Et puis, si on va encore plus loin, la consommation n'est pas un acte individuel, elle devient un acte social, un acte collectif. 

Les cantines collectives, la consommation alimentaire à base effectivement de partage, de lien social.

On pourrait évoquer ici les AMAP, qui jouent un rôle très important sur la manière de refonder un lien social, dans le choix des produits, dans le choix et l'origine du producteur, voir dans le lien que l'on va établir à travers le panier que l'on va acheter, tout ceci marque bien une dimension sociale très forte et donc une forme de durabilité.

Et puis, si on pousse encore plus loin le raisonnement, on pourrait s'interroger sur l’effet saisons. 

Pourquoi consommer des produits qui ne correspondent pas à l'effet de saisonnalité ? 

Consommer effectivement des fraises en hiver, c’est intéressant si elles viennent de l'hémisphère sud, mais le temps de transport, le coût de transport est un coût qui joue énormément sur l'environnement et qui n'est pas comptabilisé. 

Or, il faudrait bien sûr jouer sur cet élément pour tout comptabiliser dans la manière de concevoir les choses et les consommer.

Enfin, peut-être deux éléments qui aujourd'hui font débat :

•    L'aspect local de sa consommation : comment jouer sur la proximité ? 

On a tous cette relation aux détaillants, au commerce de détail. 

On voit bien ici sa responsabilité : le consommateur peut faire vivre un quartier, un épicier, on va dire une maison d'alimentation locale et en tant que consommateur responsable, on peut avoir effectivement cette démarche vers cette proximité.

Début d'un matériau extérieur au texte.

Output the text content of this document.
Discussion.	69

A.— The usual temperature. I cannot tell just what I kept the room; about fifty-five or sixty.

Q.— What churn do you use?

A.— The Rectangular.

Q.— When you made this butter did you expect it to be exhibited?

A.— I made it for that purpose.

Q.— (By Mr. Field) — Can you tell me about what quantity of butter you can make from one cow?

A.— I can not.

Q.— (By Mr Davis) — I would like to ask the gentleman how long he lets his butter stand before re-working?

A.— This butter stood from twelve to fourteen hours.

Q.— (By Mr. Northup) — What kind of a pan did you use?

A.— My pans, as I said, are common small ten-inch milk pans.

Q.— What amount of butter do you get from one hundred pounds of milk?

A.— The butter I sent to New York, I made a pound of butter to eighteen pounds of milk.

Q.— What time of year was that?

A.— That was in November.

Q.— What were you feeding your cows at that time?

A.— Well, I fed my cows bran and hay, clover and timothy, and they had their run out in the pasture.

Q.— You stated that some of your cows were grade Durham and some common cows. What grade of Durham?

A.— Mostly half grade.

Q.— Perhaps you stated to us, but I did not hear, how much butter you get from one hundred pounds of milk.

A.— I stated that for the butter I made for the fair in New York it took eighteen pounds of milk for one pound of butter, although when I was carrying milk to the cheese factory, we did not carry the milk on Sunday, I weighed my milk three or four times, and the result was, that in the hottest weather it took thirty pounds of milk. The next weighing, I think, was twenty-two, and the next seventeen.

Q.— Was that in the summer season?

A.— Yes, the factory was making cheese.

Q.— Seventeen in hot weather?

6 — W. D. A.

•    Également la santé publique : débat important puisque l'on parle d'obésité dans beaucoup de pays et donc une réflexion sur la manière de concevoir nos modes de consommation, notre rapport à la consommation, rapport bien sûr purement alimentaire et nutritionnel.

Finalement, repenser ces questions de production, voire de consommation durable, nous amène à une réflexion un peu plus large, celle de concevoir ce qu'on appellerait le producteur responsable ou le consommateur responsable.

On voit ici la difficulté, tous les paramètres qui rentrent en jeu dans cette configuration.

Imaginer effectivement un producteur responsable, ce serait imaginer une forme d'éthique des affaires. 

Qu'est-ce qu'une entreprise responsable ? Est-ce que c'est celle qui regarde ses fournisseurs, qui regarde également la place qu'occupent ses fournisseurs dans la manière de penser la production ? 

Est-ce que c'est également une logique un peu différente qui serait de réfléchir sur les valeurs, les grands principes que l'on met en place dans l’acte de produire ?

Rappelez-vous ce qui s'est passé pour la Coupe du monde 98 en France où on s'est aperçu que Nike faisait produire des ballons de football dans des lieux où on faisait travailler des enfants.

Et donc forcément ces critères éthiques jouent un rôle important à la fois en tant que consommateur et à la fois en tant que producteur.

Autre élément important, c'est le consommateur : faut-il qu'il soit partie prenante dans les débats ? Doit-il jouer un rôle important et quel rôle ? Peut-il effectivement interférer dans l'acte de consommation, peut-il jouer sur la manière de percevoir la consommation ? 

On voit bien qu'ici on rentre dans une question plus ardue, plus complexe : c'est la question d'éducation.

L'éducation au développement durable doit jouer un rôle important, elle doit modifier nos comportements. 

C'est vers ce statut que l'on doit tendre effectivement une future consommation et production durable.